4試合ぶりに白星を得た新潟は、今節も大きな後押しを受けるホームで戦うことができる。今季初のリーグ戦連勝を収めて、勢いに乗りたいところだ。
19日のルヴァンカップDグループ第4節・柏戦で、ケガで離脱していた千葉 和彦と高木 善朗が実戦復帰したことも好材料。特に高木は昨年9月に右ひざ前十字じん帯を損傷して以来、7カ月ぶりの公式戦出場となった。伊藤と同じトップ下が主戦場のため、チームの競争力はさらに高まるはずだ。

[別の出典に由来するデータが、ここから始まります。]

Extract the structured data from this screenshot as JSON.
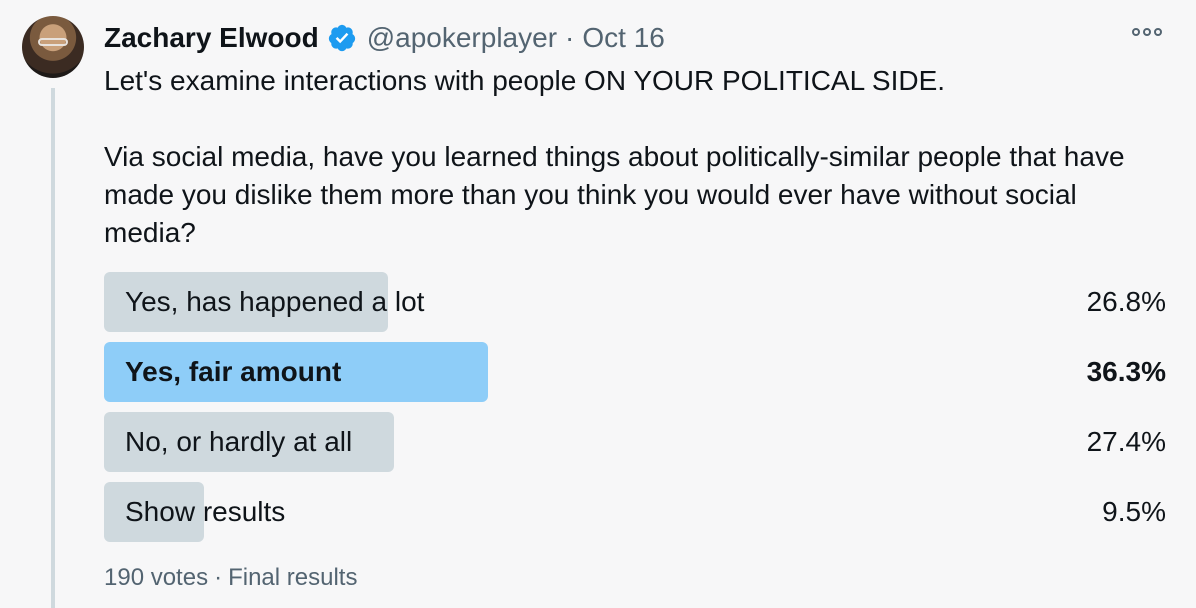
{
  "author": {
    "name": "Zachary Elwood",
    "handle": "@apokerplayer",
    "separator": "·",
    "date": "Oct 16",
    "verified_color": "#1d9bf0"
  },
  "tweet": {
    "paragraph1": "Let's examine interactions with people ON YOUR POLITICAL SIDE.",
    "paragraph2": "Via social media, have you learned things about politically-similar people that have made you dislike them more than you think you would ever have without social media?"
  },
  "poll": {
    "options": [
      {
        "label": "Yes, has happened a lot",
        "percent_text": "26.8%",
        "percent": 26.8,
        "winner": false
      },
      {
        "label": "Yes, fair amount",
        "percent_text": "36.3%",
        "percent": 36.3,
        "winner": true
      },
      {
        "label": "No, or hardly at all",
        "percent_text": "27.4%",
        "percent": 27.4,
        "winner": false
      },
      {
        "label": "Show results",
        "percent_text": "9.5%",
        "percent": 9.5,
        "winner": false
      }
    ],
    "votes": "190 votes",
    "separator": "·",
    "status": "Final results",
    "bar_color": "#cfd9de",
    "winner_bar_color": "#8ecdf8"
  },
  "icons": {
    "more": "more-horizontal-icon",
    "verified": "verified-badge-icon"
  }
}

また、鹿島との対戦を楽しみにしているのは島田 譲。鹿島のジュニアユースとユースで育ち、岡山では2015年から2シーズン、現役時代の岩政 大樹監督とチームメートだった。島田は長崎に所属していた2018年は“古巣”との対戦に敗れており、今季は「ビッグスワンで倒すのが楽しみ」と待ち受ける。
対する鹿島は2勝1分5敗で15位。リーグ戦はここ5試合勝利がなく、4連敗中と苦しんでいる。前節・神戸戦はホームで1-5の大敗。さらに19日のルヴァンカップDグループ第4節・福岡戦は先制されたあとに同点に持ち込む展開で、後半アディショナルタイムに失点を喫し、勝点を逃した。終盤に勝ち越されるのは明治安田J1第2節・川崎F戦、第6節・広島戦でも見られた形。ここからどう修正して、新潟戦に臨むか。
1カ月前の対戦では、鹿島のハイプレスに押し込まれた序盤は我慢の時間が続いた新潟だが、それに慣れたところから後半にギアを上げ、1点を挙げて勝ち切った。奪いにくる鹿島と、パスワークでプレスをはがして前進したい新潟という試合が予想されるが、果たしてどうなるか。注目の一戦は、23日14時にキックオフを迎える。